Setelah mengevaluasi beserta memukuli kami, Menteri Urusan Propaganda kembali pergi keluar gedung kementerian. Aku dan kelima rekanku hanya mendapat cemoohan darinya, tidak pernah sekalipun kalimat positif dilontarkannya. Kecuali saat bertemu Pimpinan Agung maupun saat berpidato di depan rakyat banyak–menangis pun tanpa ragu jika di depan rakyatnya.
Aku bekerja sebagai staff khusus kementerian, dalam Kementerian Propaganda tugas kami adalah menyebarkan gagasan dan ide-ide tentang sosialisme dan komunisme. Juga memberikan kesadaran bahwa hari ini mereka sudah lepas dari ketertindasan kaum borjuis. Bersama lima orang rekanku, aku menjadi semacam tim kreatif yang mendesain segala jenis urusan disini. Bahasa kerennya, aku ditugaskan untuk mengontrol media massa.
Waktu istirahat telah tiba, aku pun menikmatinya dengan bersandar di pohon asem dekat taman kementerian. Sebatang rokok ak hisap lewat bibir mungilku. Sampai aku tersadar seseorang menghampiriku.
"Hei, Sancaka!"
"Ayo, ada yang ingin aku tunjukan", ucapnya. .

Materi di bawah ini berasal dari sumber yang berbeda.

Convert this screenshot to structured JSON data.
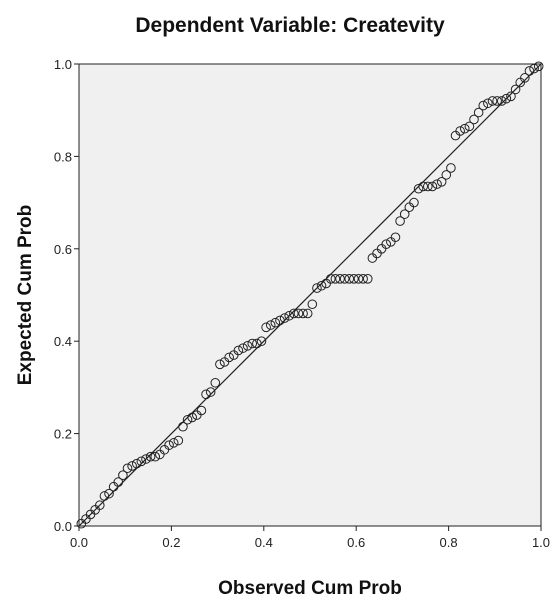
{
  "chart_data": {
    "type": "scatter",
    "title": "Dependent Variable: Createvity",
    "xlabel": "Observed Cum Prob",
    "ylabel": "Expected Cum Prob",
    "xlim": [
      0.0,
      1.0
    ],
    "ylim": [
      0.0,
      1.0
    ],
    "x_ticks": [
      "0.0",
      "0.2",
      "0.4",
      "0.6",
      "0.8",
      "1.0"
    ],
    "y_ticks": [
      "0.0",
      "0.2",
      "0.4",
      "0.6",
      "0.8",
      "1.0"
    ],
    "grid": false,
    "background": "#f0f0f0",
    "marker_color": "#222222",
    "reference_line": {
      "from": [
        0,
        0
      ],
      "to": [
        1,
        1
      ]
    },
    "series": [
      {
        "points": [
          [
            0.005,
            0.005
          ],
          [
            0.015,
            0.015
          ],
          [
            0.025,
            0.025
          ],
          [
            0.035,
            0.035
          ],
          [
            0.045,
            0.045
          ],
          [
            0.055,
            0.065
          ],
          [
            0.065,
            0.07
          ],
          [
            0.075,
            0.085
          ],
          [
            0.085,
            0.095
          ],
          [
            0.095,
            0.11
          ],
          [
            0.105,
            0.125
          ],
          [
            0.115,
            0.13
          ],
          [
            0.125,
            0.135
          ],
          [
            0.135,
            0.14
          ],
          [
            0.145,
            0.145
          ],
          [
            0.155,
            0.15
          ],
          [
            0.165,
            0.15
          ],
          [
            0.175,
            0.155
          ],
          [
            0.185,
            0.165
          ],
          [
            0.195,
            0.175
          ],
          [
            0.205,
            0.18
          ],
          [
            0.215,
            0.185
          ],
          [
            0.225,
            0.215
          ],
          [
            0.235,
            0.23
          ],
          [
            0.245,
            0.235
          ],
          [
            0.255,
            0.24
          ],
          [
            0.265,
            0.25
          ],
          [
            0.275,
            0.285
          ],
          [
            0.285,
            0.29
          ],
          [
            0.295,
            0.31
          ],
          [
            0.305,
            0.35
          ],
          [
            0.315,
            0.355
          ],
          [
            0.325,
            0.365
          ],
          [
            0.335,
            0.37
          ],
          [
            0.345,
            0.38
          ],
          [
            0.355,
            0.385
          ],
          [
            0.365,
            0.39
          ],
          [
            0.375,
            0.395
          ],
          [
            0.385,
            0.395
          ],
          [
            0.395,
            0.4
          ],
          [
            0.405,
            0.43
          ],
          [
            0.415,
            0.435
          ],
          [
            0.425,
            0.44
          ],
          [
            0.435,
            0.445
          ],
          [
            0.445,
            0.45
          ],
          [
            0.455,
            0.455
          ],
          [
            0.465,
            0.46
          ],
          [
            0.475,
            0.46
          ],
          [
            0.485,
            0.46
          ],
          [
            0.495,
            0.46
          ],
          [
            0.505,
            0.48
          ],
          [
            0.515,
            0.515
          ],
          [
            0.525,
            0.52
          ],
          [
            0.535,
            0.525
          ],
          [
            0.545,
            0.535
          ],
          [
            0.555,
            0.535
          ],
          [
            0.565,
            0.535
          ],
          [
            0.575,
            0.535
          ],
          [
            0.585,
            0.535
          ],
          [
            0.595,
            0.535
          ],
          [
            0.605,
            0.535
          ],
          [
            0.615,
            0.535
          ],
          [
            0.625,
            0.535
          ],
          [
            0.635,
            0.58
          ],
          [
            0.645,
            0.59
          ],
          [
            0.655,
            0.6
          ],
          [
            0.665,
            0.61
          ],
          [
            0.675,
            0.615
          ],
          [
            0.685,
            0.625
          ],
          [
            0.695,
            0.66
          ],
          [
            0.705,
            0.675
          ],
          [
            0.715,
            0.69
          ],
          [
            0.725,
            0.7
          ],
          [
            0.735,
            0.73
          ],
          [
            0.745,
            0.735
          ],
          [
            0.755,
            0.735
          ],
          [
            0.765,
            0.735
          ],
          [
            0.775,
            0.74
          ],
          [
            0.785,
            0.745
          ],
          [
            0.795,
            0.76
          ],
          [
            0.805,
            0.775
          ],
          [
            0.815,
            0.845
          ],
          [
            0.825,
            0.855
          ],
          [
            0.835,
            0.86
          ],
          [
            0.845,
            0.865
          ],
          [
            0.855,
            0.88
          ],
          [
            0.865,
            0.895
          ],
          [
            0.875,
            0.91
          ],
          [
            0.885,
            0.915
          ],
          [
            0.895,
            0.92
          ],
          [
            0.905,
            0.92
          ],
          [
            0.915,
            0.92
          ],
          [
            0.925,
            0.925
          ],
          [
            0.935,
            0.93
          ],
          [
            0.945,
            0.945
          ],
          [
            0.955,
            0.96
          ],
          [
            0.965,
            0.97
          ],
          [
            0.975,
            0.985
          ],
          [
            0.985,
            0.99
          ],
          [
            0.995,
            0.995
          ]
        ]
      }
    ]
  }
}
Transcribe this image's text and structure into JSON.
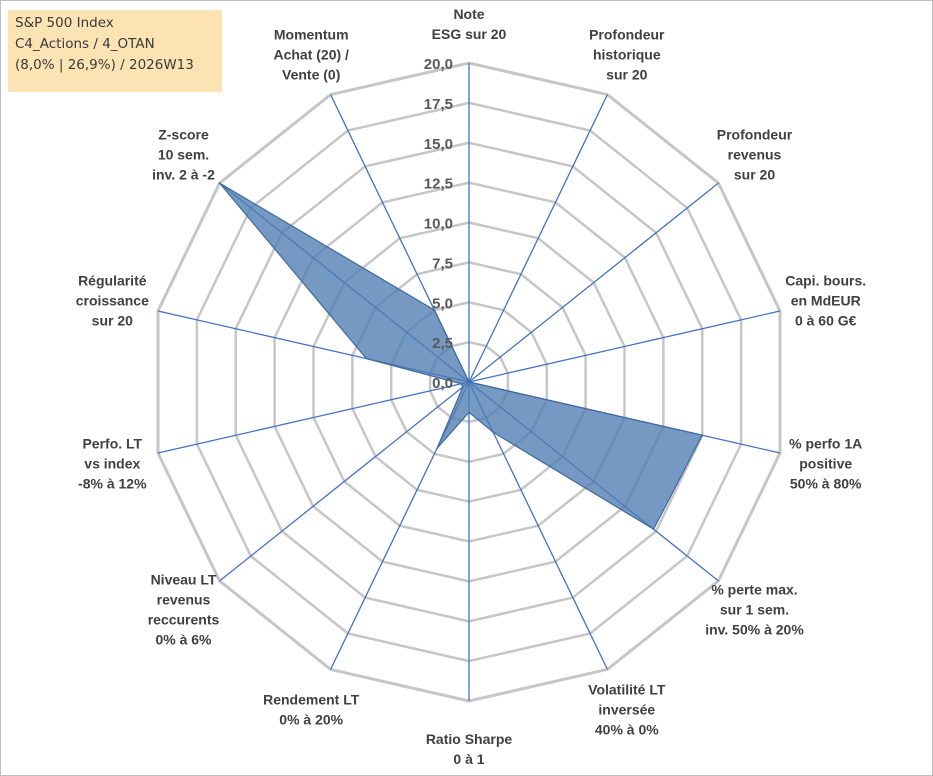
{
  "info": {
    "line1": "S&P 500 Index",
    "line2": "C4_Actions / 4_OTAN",
    "line3": "(8,0% | 26,9%) / 2026W13"
  },
  "chart_data": {
    "type": "radar",
    "title": "",
    "rmax": 20,
    "ticks": [
      "0,0",
      "2,5",
      "5,0",
      "7,5",
      "10,0",
      "12,5",
      "15,0",
      "17,5",
      "20,0"
    ],
    "axes": [
      {
        "lines": [
          "Note",
          "ESG sur 20"
        ]
      },
      {
        "lines": [
          "Profondeur",
          "historique",
          "sur 20"
        ]
      },
      {
        "lines": [
          "Profondeur",
          "revenus",
          "sur 20"
        ]
      },
      {
        "lines": [
          "Capi. bours.",
          "en MdEUR",
          "0 à 60 G€"
        ]
      },
      {
        "lines": [
          "% perfo 1A",
          "positive",
          "50% à 80%"
        ]
      },
      {
        "lines": [
          "% perte max.",
          "sur 1 sem.",
          "inv. 50% à 20%"
        ]
      },
      {
        "lines": [
          "Volatilité LT",
          "inversée",
          "40% à 0%"
        ]
      },
      {
        "lines": [
          "Ratio Sharpe",
          "0 à 1"
        ]
      },
      {
        "lines": [
          "Rendement LT",
          "0% à 20%"
        ]
      },
      {
        "lines": [
          "Niveau LT",
          "revenus",
          "reccurents",
          "0% à 6%"
        ]
      },
      {
        "lines": [
          "Perfo. LT",
          "vs index",
          "-8% à 12%"
        ]
      },
      {
        "lines": [
          "Régularité",
          "croissance",
          "sur 20"
        ]
      },
      {
        "lines": [
          "Z-score",
          "10 sem.",
          "inv. 2 à -2"
        ]
      },
      {
        "lines": [
          "Momentum",
          "Achat (20) /",
          "Vente (0)"
        ]
      }
    ],
    "series": [
      {
        "name": "S&P 500 Index",
        "values": [
          0,
          0,
          0,
          0,
          15,
          14.8,
          3.5,
          1.9,
          4.6,
          0.5,
          0.5,
          6.6,
          20,
          5.0
        ],
        "color": "#4f7cb3"
      }
    ],
    "grid": true
  }
}
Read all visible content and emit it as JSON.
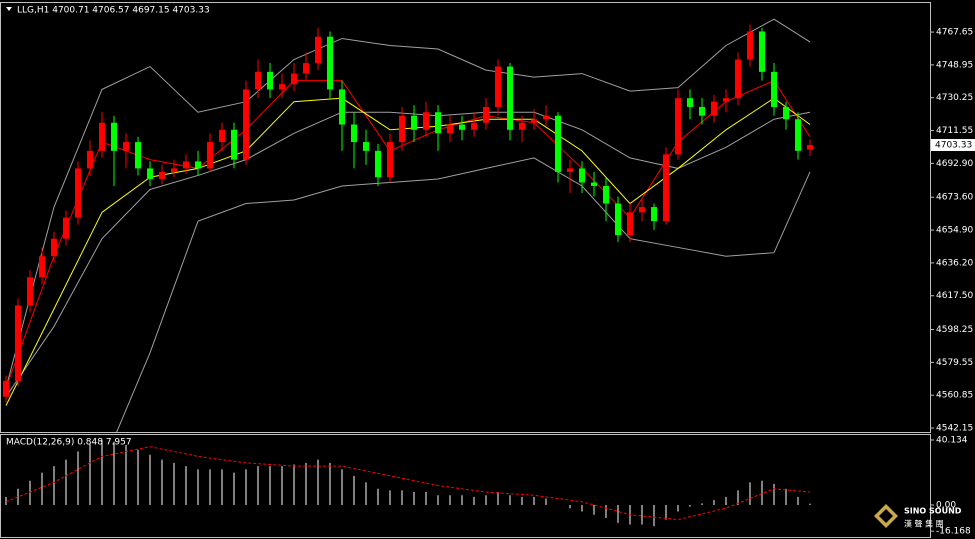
{
  "chart_data": [
    {
      "type": "candlestick",
      "title": "LLG,H1  4700.71 4706.57 4697.15 4703.33",
      "up_color": "#ff0000",
      "down_color": "#00ff00",
      "open": [
        4560,
        4569,
        4612,
        4628,
        4640,
        4650,
        4662,
        4690,
        4700,
        4716,
        4700,
        4705,
        4690,
        4684,
        4688,
        4690,
        4694,
        4690,
        4705,
        4712,
        4695,
        4735,
        4745,
        4735,
        4738,
        4744,
        4750,
        4765,
        4735,
        4715,
        4705,
        4700,
        4685,
        4705,
        4720,
        4712,
        4722,
        4710,
        4715,
        4712,
        4716,
        4725,
        4748,
        4712,
        4716,
        4718,
        4720,
        4688,
        4690,
        4682,
        4680,
        4670,
        4652,
        4665,
        4668,
        4660,
        4698,
        4730,
        4725,
        4720,
        4728,
        4730,
        4752,
        4768,
        4745,
        4725,
        4718,
        4700.71
      ],
      "high": [
        4572,
        4616,
        4632,
        4645,
        4654,
        4666,
        4694,
        4706,
        4722,
        4720,
        4710,
        4708,
        4694,
        4692,
        4695,
        4698,
        4700,
        4710,
        4716,
        4716,
        4740,
        4752,
        4750,
        4744,
        4750,
        4756,
        4770,
        4768,
        4740,
        4722,
        4712,
        4704,
        4710,
        4725,
        4726,
        4728,
        4726,
        4720,
        4720,
        4722,
        4730,
        4752,
        4750,
        4720,
        4724,
        4726,
        4722,
        4695,
        4694,
        4688,
        4685,
        4674,
        4670,
        4672,
        4670,
        4702,
        4735,
        4735,
        4730,
        4732,
        4735,
        4756,
        4772,
        4770,
        4750,
        4728,
        4722,
        4706.57
      ],
      "low": [
        4557,
        4566,
        4608,
        4624,
        4636,
        4646,
        4658,
        4686,
        4696,
        4680,
        4690,
        4686,
        4680,
        4681,
        4685,
        4687,
        4686,
        4688,
        4700,
        4690,
        4692,
        4730,
        4730,
        4730,
        4734,
        4740,
        4746,
        4730,
        4700,
        4690,
        4692,
        4680,
        4682,
        4700,
        4705,
        4708,
        4700,
        4705,
        4706,
        4708,
        4712,
        4720,
        4706,
        4705,
        4712,
        4714,
        4682,
        4676,
        4676,
        4674,
        4660,
        4648,
        4648,
        4660,
        4655,
        4658,
        4695,
        4718,
        4715,
        4716,
        4722,
        4726,
        4748,
        4740,
        4720,
        4712,
        4695,
        4697.15
      ],
      "close": [
        4569,
        4612,
        4628,
        4640,
        4650,
        4662,
        4690,
        4700,
        4716,
        4700,
        4705,
        4690,
        4684,
        4688,
        4690,
        4694,
        4690,
        4705,
        4712,
        4695,
        4735,
        4745,
        4735,
        4738,
        4744,
        4750,
        4765,
        4735,
        4715,
        4705,
        4700,
        4685,
        4705,
        4720,
        4712,
        4722,
        4710,
        4715,
        4712,
        4716,
        4725,
        4748,
        4712,
        4716,
        4718,
        4720,
        4688,
        4690,
        4682,
        4680,
        4670,
        4652,
        4665,
        4668,
        4660,
        4698,
        4730,
        4725,
        4720,
        4728,
        4730,
        4752,
        4768,
        4745,
        4725,
        4718,
        4700,
        4703.33
      ],
      "overlays": [
        {
          "color": "#a0a0a0",
          "x": [
            0,
            4,
            8,
            12,
            16,
            20,
            24,
            28,
            32,
            36,
            40,
            44,
            48,
            52,
            56,
            60,
            64,
            67
          ],
          "values": [
            4565,
            4668,
            4735,
            4748,
            4722,
            4728,
            4752,
            4764,
            4760,
            4758,
            4746,
            4742,
            4744,
            4734,
            4736,
            4760,
            4775,
            4762
          ]
        },
        {
          "color": "#a0a0a0",
          "x": [
            0,
            4,
            8,
            12,
            16,
            20,
            24,
            28,
            32,
            36,
            40,
            44,
            48,
            52,
            56,
            60,
            64,
            67
          ],
          "values": [
            4560,
            4600,
            4650,
            4678,
            4686,
            4695,
            4710,
            4722,
            4722,
            4720,
            4722,
            4722,
            4712,
            4696,
            4690,
            4702,
            4718,
            4722
          ]
        },
        {
          "color": "#a0a0a0",
          "x": [
            0,
            4,
            8,
            12,
            16,
            20,
            24,
            28,
            32,
            36,
            40,
            44,
            48,
            52,
            56,
            60,
            64,
            67
          ],
          "values": [
            null,
            null,
            4520,
            4585,
            4660,
            4670,
            4672,
            4680,
            4682,
            4684,
            4690,
            4696,
            4680,
            4650,
            4645,
            4640,
            4642,
            4688
          ]
        },
        {
          "color": "#ff0000",
          "x": [
            0,
            4,
            8,
            12,
            16,
            20,
            24,
            28,
            32,
            36,
            40,
            44,
            48,
            52,
            56,
            60,
            64,
            67
          ],
          "values": [
            4565,
            4640,
            4705,
            4695,
            4690,
            4712,
            4740,
            4740,
            4700,
            4712,
            4720,
            4716,
            4690,
            4662,
            4705,
            4728,
            4740,
            4708
          ]
        },
        {
          "color": "#ffff00",
          "x": [
            0,
            4,
            8,
            12,
            16,
            20,
            24,
            28,
            32,
            36,
            40,
            44,
            48,
            52,
            56,
            60,
            64,
            67
          ],
          "values": [
            4555,
            4610,
            4665,
            4685,
            4690,
            4700,
            4728,
            4730,
            4712,
            4714,
            4718,
            4718,
            4700,
            4670,
            4690,
            4712,
            4730,
            4715
          ]
        }
      ],
      "ylim": [
        4539.9,
        4784.2
      ],
      "yticks": [
        4767.65,
        {
          "value": 4748.95,
          "label": "4748.95"
        },
        4730.25,
        4711.55,
        {
          "value": 4692.9,
          "label": "4692.90"
        },
        {
          "value": 4673.6,
          "label": "4673.60"
        },
        {
          "value": 4654.9,
          "label": "4654.90"
        },
        {
          "value": 4636.2,
          "label": "4636.20"
        },
        {
          "value": 4617.5,
          "label": "4617.50"
        },
        4598.25,
        4579.55,
        4560.85,
        4542.15
      ]
    },
    {
      "type": "macd",
      "title": "MACD(12,26,9) 0.848 7.957",
      "color": "#ffffff",
      "values": [
        5,
        10,
        15,
        20,
        24,
        28,
        33,
        38,
        40,
        39,
        37,
        34,
        31,
        28,
        26,
        24,
        22,
        22,
        22,
        20,
        22,
        24,
        24,
        24,
        25,
        26,
        28,
        26,
        22,
        18,
        14,
        10,
        9,
        9,
        8,
        8,
        6,
        6,
        6,
        5,
        6,
        8,
        6,
        5,
        5,
        4,
        0,
        -2,
        -4,
        -6,
        -8,
        -11,
        -12,
        -12,
        -13,
        -9,
        -4,
        -1,
        1,
        3,
        5,
        9,
        14,
        15,
        13,
        10,
        5,
        0.848
      ],
      "signal": {
        "color": "#ff0000",
        "x": [
          0,
          4,
          8,
          12,
          16,
          20,
          24,
          28,
          32,
          36,
          40,
          44,
          48,
          52,
          56,
          60,
          64,
          67
        ],
        "values": [
          2,
          14,
          30,
          36,
          30,
          26,
          24,
          24,
          18,
          12,
          8,
          6,
          2,
          -6,
          -9,
          -2,
          10,
          7.957
        ]
      },
      "ylim": [
        -19.75,
        43.2
      ],
      "yticks": [
        40.134,
        {
          "value": 0,
          "label": "0.00"
        },
        -16.168
      ]
    }
  ],
  "watermark": {
    "brand": "SINO SOUND",
    "subtitle": "漢 聲 集 團"
  }
}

Aku mendangak melihat wajahnya. Orang ini tidak asing, dia adalah Nandi, seorang staff rendah dari Partai Merah. Teman sejawatku sewaktu kuliah dulu.
"Ada apa? Kenapa buru-buru, aku sedang istirahat"
Dirinya langsung menarik tanganku untuk berdiri.
"Sudah, ikut saja".
...
Nandi merupakan seorang yang sangat bangga dengan atributnya, sejak dahulu dia senang sekali berlagak gagah dengan pakaian partainya. Hari ini, satu set PDH pun dipakainya, meski aku pun sangat bangga dengan semangat revolusionernya.
Kami berdua tetap berjalan dengan sebatang rokok yang masih tetap kuhisap.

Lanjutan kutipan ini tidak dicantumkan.